- Legislative News
The Senate continued working this week to make Missouri a more business-friendly state and improve our legal climate. The most notable success came on Thursday, when the Legislature sent Senate Bill 19 to the governor’s desk. Upon the governor’s signature, Missouri will become the 28th Right to Work state, ending forced unionism and helping to create a more competitive business climate.
Right to Work is an issue I have been working on for close to 16 years, with many coming before me who worked on it even longer. We have not just been fighting for more jobs. We have been fighting simply for the chance to be considered by companies looking to relocate. Regardless of what you may think of Right to Work, I believe today’s success sends a message to the people outside of our state, looking inward, that Missouri is serious about transforming the way it does business.
On a personal note, today has certainly been one of the great highlights of my career — if nothing else happens, I will still be pleased. While I wish we could have passed Right to Work 15 years ago, I have to say this day has certainly been worth waiting for. The governor called on his way back from southwest Missouri to offer his congratulations to both chambers, and I look forward to seeing SB 19 signed into law within the coming week.
Also on Thursday, the Senate gave its approval to legislation that aims to restore fairness to personal injury litigation and reduce the cost of insurance for doctors and businesses. Senate Bill 31 modifies provisions relating to the collateral source rule and provides that parties may introduce evidence of the actual cost, rather than the value, of the medical care rendered. Missouri lawmakers passed identical legislation last year, which was vetoed by the governor.
In 2005, the General Assembly passed a comprehensive tort reform bill that, among other things, aimed to fairly compensate injured parties for their medical expenses. The intent was always to allow an injured party to recover the actual cost of their medical bills, or the true dollar amount they paid. However, in 2010, the Missouri Supreme Court ruled in Deck V. Teasley that the 2005 tort bill allowed plaintiffs to introduce evidence of the total amount they were billed, not just the amount that was actually paid. Over the years, this has resulted in plaintiffs trying to recover compensation for medical expenses they were never required to pay. To complicate matters, juries do not always see the actual cost a plaintiff paid; they only see
the full-billed amount and often award “phantom damages” as a result.

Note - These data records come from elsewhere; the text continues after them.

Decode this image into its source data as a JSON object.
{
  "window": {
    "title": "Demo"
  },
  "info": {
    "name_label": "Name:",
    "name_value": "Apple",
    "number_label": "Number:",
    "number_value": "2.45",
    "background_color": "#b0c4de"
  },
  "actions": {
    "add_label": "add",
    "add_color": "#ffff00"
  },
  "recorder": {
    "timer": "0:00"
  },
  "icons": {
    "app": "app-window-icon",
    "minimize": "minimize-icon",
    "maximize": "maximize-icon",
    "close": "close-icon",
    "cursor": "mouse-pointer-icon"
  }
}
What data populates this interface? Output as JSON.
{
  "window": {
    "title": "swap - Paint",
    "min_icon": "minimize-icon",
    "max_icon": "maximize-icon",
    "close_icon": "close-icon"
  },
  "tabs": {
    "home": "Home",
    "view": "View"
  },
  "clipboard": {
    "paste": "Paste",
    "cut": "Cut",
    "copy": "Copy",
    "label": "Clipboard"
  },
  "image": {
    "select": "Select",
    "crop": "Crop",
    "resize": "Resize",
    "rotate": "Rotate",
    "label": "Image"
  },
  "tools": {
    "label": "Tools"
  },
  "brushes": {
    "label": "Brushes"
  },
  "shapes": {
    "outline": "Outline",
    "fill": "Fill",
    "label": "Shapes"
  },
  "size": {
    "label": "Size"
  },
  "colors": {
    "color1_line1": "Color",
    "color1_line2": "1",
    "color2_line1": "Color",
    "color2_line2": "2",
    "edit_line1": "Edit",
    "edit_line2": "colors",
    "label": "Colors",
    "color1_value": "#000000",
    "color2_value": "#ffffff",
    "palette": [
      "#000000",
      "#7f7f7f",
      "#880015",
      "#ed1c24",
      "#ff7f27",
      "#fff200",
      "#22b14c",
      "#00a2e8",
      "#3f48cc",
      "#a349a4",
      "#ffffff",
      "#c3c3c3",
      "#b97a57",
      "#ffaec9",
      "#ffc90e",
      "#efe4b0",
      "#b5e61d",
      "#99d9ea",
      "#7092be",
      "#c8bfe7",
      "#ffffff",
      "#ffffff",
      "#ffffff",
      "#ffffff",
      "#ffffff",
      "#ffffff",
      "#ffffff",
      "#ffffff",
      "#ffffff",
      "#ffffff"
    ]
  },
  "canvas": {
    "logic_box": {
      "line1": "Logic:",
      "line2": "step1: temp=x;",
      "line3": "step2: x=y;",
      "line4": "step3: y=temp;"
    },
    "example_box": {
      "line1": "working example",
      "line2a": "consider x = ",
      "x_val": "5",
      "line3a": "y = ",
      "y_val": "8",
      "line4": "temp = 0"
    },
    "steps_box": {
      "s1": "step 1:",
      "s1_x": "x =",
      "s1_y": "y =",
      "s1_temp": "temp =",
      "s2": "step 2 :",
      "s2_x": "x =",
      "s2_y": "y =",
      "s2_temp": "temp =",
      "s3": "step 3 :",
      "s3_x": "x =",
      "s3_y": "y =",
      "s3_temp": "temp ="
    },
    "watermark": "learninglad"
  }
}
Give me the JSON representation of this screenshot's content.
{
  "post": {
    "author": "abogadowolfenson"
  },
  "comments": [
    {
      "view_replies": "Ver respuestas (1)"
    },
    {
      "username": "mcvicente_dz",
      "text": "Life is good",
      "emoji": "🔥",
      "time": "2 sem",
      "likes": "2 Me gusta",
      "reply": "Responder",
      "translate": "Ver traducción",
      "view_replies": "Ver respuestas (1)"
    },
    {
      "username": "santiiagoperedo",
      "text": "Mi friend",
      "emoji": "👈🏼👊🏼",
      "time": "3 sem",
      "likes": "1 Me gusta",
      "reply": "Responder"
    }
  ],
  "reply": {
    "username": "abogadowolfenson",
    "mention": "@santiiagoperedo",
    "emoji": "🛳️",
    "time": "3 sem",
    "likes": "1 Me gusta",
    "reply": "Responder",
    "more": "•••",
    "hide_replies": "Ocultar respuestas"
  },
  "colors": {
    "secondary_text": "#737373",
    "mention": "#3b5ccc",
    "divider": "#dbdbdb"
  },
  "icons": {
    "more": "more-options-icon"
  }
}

Very simply, SB 31 establishes that the appropriate recovery for medical expenses is the actual amount paid, not the value. This legislation ensures injured parties will be compensated for their out-of-pocket medical costs while restoring fairness to personal injury litigation. Furthermore, SB 31 does not affect a plaintiff’s ability to recover other forms of damages such as pain and suffering and lost wages. By reducing the cost of insurance for Missouri doctors and businesses, health care providers will be able to pass those cost savings on to consumers. More importantly, it increases our ability to attract top-rated physicians to the Show-Me State.
The Senate also voted this week to perfect Senate Bill 16. This legislation seeks to roll back government overreach by exempting delivery charges from sales and use taxes. Historically, sales and use tax has never been applied to delivery fees in Missouri. Then, in January 2015, the Supreme Court of Missouri ruled in Alberici Constructors, Inc. v. Director of Revenue that charges for delivery of a rented crane are subject to tax because the parties intended for delivery of the crane to be part of the crane rental. The court’s ruling effectively opened the door for taxes to be applied to delivery charges. As a result of this change, the DOR sent a letter to Missouri business owners notifying them that they may have to start collecting and remitting tax on delivery charges.
Simply by sending the letter, the DOR was able to start collecting this new tax. Unfortunately, although unsurprisingly, this latest move by the DOR has led to a considerable amount of confusion for Missouri’s business community, who do not know if they should start collecting a tax that has yet to be uniformly applied or collected. Senate Bill 16 will put into statute the rule that was previously used by the DOR to determine how delivery charges are taxed. In doing so, it will protect Missouri business owners — especially our small business owners — from another egregious attempt by the DOR to generate revenue at their expense.
And last but certainly not least, I was happy to welcome a number of area students to the Capitol this week. Brandon Jordon and Deven Kimsey were visiting as part of Family, Career and Community Leaders of America’s legislative shadowing program. FCCLA is a national career and technical student organization that provides personal growth and leadership development opportunities.
Also this week, the Senate recognized several students who are currently participating in the state Historical Society’s premier educational program, National History Day in Missouri. This innovative program lets students in grades six through 12 explore the past in a creative, hands-on way. They become experts on a historical subject of their choosing while conducting extensive research to produce a documentary, exhibit, paper, performance or website.
Statewide, more than 3,000 students participate each year. Nearly 600 compete in the state contest at the University of Missouri in Columbia, and top finishers advance to represent the Show-Me State in the Kenneth E. Behring National Contest in the D.C. area. In my district, I am proud to say Nian Wheeler of Joplin High School and Grace Carter of College Heights Christian School are currently participating in this year’s contest.